December 19, 2018
Gretchen Reynolds
PHOTO CREDIT: Jeenah Moon for The New York Times
People who exercise have different proteins moving through their bloodstreams than people who do not, according to an interesting new study of the inner landscapes of sedentary and active people.
The proteins in question affect many different aspects of our bodies, from immune response and blood-sugar levels to wound healing, so the new findings may bring us closer to understanding just how exercise enhances our health at a deep, molecular level.
By now, we can all agree, I hope, that being physically active is good for us. It raises fitness, reduces disease risks, lengthens life spans, improves heart health and, in multiple other discrete ways, makes us stronger and more well.
But scientists have surprisingly little full knowledge of just how exercise accomplishes all of this. They can see or measure most of the desirable outcomes of being active. But many of the underlying, intricate physiological steps involved remain mysterious.
In the past several years, though, there has been growing scientific interest in delving into the various “’omics” of exercise. In broad terms, “’omics” refers to the identification and study of molecules related to different biological processes and how they work together. Genomics, for example, looks at molecules related to the operations of genes; metabolomics at those involved in our metabolisms, and so on.
But one of the more compelling ’omics fields is proteomics, because it focuses on proteins, which are expressed by genes and subsequently jump-start countless other physiological processes throughout our bodies.
Proteins are at the heart of our busy interior biology.
But almost nothing has been known about the proteomics of people who exercise and whether and how they might differ from those of people who rarely move and what it might mean if they do.
So, for the new study, which was published in November in the Journal of Applied Physiology, researchers at the University of Colorado, Boulder, set out to look at various people’s proteins.
They first gathered 31 healthy young men and women, about half of whom exercised regularly, while the rest did not. They also recruited an additional group of 16 healthy middle-aged and older men, half of whom were physically active and half of whom were sedentary.
They measured everyone’s aerobic fitness and markers of their health, including blood pressure and insulin control. Then they drew blood and sent it for proteomics analysis. In this study, the analysis looked for the presence or absence of about 1,100 known proteins and also for complicated, teensy physiological indicators showing that certain proteins had or had not been expressed, or activated, at about the same time as one another or otherwise were interrelated.
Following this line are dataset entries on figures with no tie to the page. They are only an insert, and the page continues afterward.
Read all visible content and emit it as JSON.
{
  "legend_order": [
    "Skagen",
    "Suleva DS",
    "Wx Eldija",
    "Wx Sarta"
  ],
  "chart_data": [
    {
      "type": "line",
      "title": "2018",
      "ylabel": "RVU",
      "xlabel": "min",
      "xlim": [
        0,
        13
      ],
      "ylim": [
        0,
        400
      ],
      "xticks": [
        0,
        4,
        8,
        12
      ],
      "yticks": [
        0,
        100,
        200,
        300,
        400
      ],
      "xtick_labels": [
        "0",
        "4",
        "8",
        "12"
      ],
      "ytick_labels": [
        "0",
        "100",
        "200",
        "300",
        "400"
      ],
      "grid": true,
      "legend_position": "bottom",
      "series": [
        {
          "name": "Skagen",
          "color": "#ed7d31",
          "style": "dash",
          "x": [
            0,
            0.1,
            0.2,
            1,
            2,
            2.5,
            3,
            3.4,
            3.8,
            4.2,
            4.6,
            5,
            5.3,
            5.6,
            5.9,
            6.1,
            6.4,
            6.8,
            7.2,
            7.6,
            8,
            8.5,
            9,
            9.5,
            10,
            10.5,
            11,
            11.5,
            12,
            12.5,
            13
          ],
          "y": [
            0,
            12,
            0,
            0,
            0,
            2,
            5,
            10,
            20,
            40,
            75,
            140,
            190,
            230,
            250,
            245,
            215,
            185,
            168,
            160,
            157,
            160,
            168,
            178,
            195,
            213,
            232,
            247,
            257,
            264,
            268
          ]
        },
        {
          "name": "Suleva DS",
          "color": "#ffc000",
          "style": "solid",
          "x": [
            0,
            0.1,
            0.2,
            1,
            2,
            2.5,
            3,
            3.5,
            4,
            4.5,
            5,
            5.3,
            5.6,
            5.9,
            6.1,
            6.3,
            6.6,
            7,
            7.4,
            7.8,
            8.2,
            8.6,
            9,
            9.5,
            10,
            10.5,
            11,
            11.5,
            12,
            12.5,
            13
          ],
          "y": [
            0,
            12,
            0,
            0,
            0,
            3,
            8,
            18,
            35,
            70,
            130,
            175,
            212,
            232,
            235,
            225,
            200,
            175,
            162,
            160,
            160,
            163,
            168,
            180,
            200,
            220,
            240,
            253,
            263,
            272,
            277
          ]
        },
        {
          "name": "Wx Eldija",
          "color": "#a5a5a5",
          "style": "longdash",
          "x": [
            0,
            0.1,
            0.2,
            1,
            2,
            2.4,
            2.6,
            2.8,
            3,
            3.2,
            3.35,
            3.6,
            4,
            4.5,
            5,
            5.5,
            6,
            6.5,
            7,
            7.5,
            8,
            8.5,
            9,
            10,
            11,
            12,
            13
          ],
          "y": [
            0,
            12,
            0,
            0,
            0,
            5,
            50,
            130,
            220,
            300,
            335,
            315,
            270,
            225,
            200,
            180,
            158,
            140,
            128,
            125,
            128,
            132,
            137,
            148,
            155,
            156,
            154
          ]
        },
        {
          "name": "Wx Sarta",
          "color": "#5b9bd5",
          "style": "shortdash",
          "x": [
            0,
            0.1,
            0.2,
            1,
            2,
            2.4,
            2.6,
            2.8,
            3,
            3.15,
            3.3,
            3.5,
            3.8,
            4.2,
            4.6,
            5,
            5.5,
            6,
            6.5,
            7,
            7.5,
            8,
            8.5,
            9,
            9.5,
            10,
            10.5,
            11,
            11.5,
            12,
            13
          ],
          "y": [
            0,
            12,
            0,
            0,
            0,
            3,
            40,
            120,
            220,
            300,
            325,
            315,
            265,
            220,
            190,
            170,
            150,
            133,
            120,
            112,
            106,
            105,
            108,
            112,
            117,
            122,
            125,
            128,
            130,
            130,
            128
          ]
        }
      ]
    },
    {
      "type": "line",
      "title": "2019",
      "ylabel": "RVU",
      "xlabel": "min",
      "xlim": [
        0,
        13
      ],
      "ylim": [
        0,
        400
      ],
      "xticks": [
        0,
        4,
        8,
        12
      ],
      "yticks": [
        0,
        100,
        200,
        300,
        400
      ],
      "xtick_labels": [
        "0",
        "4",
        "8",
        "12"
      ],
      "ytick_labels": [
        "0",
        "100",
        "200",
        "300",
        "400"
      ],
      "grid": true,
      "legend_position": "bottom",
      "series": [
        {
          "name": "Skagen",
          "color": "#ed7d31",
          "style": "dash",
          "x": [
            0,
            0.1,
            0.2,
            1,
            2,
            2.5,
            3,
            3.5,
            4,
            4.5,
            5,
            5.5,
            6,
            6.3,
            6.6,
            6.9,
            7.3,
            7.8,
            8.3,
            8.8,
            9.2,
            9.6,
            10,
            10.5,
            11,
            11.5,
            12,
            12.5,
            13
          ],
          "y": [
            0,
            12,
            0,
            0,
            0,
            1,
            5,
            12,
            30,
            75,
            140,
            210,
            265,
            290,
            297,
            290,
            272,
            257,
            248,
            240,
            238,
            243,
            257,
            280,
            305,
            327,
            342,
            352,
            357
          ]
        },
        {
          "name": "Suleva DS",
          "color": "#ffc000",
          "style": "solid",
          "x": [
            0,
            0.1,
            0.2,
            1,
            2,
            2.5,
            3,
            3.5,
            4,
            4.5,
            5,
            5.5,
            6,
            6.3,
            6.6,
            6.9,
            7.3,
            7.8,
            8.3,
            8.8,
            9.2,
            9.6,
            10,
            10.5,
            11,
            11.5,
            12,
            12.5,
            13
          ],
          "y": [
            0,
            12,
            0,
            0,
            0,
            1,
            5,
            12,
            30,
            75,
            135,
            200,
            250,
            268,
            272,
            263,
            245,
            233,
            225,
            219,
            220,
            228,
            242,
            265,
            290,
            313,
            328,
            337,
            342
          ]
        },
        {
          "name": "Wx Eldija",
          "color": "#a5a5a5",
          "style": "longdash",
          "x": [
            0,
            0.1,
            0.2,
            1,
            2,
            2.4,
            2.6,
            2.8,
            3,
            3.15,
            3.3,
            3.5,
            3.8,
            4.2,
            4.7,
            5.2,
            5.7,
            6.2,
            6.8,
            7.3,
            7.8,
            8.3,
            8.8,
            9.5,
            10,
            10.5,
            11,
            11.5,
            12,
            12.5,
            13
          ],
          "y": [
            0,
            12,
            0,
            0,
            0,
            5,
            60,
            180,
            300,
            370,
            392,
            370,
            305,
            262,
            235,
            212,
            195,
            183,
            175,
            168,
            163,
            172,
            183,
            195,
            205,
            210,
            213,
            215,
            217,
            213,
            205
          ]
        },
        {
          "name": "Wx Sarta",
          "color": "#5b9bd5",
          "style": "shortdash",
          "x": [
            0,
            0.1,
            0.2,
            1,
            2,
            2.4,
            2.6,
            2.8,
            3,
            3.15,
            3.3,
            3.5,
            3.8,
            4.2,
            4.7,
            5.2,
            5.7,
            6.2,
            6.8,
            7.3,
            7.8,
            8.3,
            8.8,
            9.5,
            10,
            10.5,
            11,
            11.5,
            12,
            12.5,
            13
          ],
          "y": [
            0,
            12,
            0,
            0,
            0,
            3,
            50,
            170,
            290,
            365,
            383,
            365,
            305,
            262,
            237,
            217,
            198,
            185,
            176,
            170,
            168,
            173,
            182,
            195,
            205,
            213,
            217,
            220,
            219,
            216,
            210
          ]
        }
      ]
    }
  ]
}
The analysis found that, over all, about 800 of the proteins in the volunteers’ blood bore marks showing that they were interrelated.
The analysts grouped these proteins together based on how related they seemed to be. Ultimately they wound up with 10 different “modules” of proteins that they concluded were likely to be working in tandem with one another to perform various physiological tasks.
Each module contained anywhere from 14 to more than 500 related proteins, although the amounts of each protein within a module could vary from person to person.
Interestingly, the 800 proteins included many that already are known to be involved in health-related processes, such as starting or slowing inflammation and other immune-system responses.
Finally, the analysts checked to see whether the makeup of the 10 modules differed in people who were active.
And many did. In five of the modules, in fact, levels of certain proteins varied, sometimes substantially, if someone exercised compared to if he or she were sedentary. Many of the differences were apparent both in the younger participants and those in middle age.
Perhaps most important, the researchers also found correlations between the makeup of people’s modules and their health. People who exercised and had similarities in various protein levels also tended to have desirable blood pressures and insulin responses, with the opposite true for the inactive volunteers.
These data suggest that changes in protein levels are likely to be integral to the complex process by which a workout becomes wellness.
But many of the intervening steps remain elusive, says Douglas Seals, a professor of integrative physiology at the University of Colorado, Boulder, who oversaw the study.
It still isn’t clear, for instance, what molecular messages within the body cause it to produce any particular proteins after exercise, he says, or precisely how those proteins begin the biological chain reactions that lead to other changes.
This study also looked only at people who had been exercising for some time. It cannot tell us whether different proteins would be found in sedentary people who start to exercise, or if any or all such proteins would be different after an acute workout. It also cannot distinguish between proteins that might make people healthier and those that people may have because they are healthy.
Those are all issues that exercise scientists will grapple with in the coming years, Dr. Seals says.
“Exercise does so many good things,” he says. “The next frontier is to understand how.”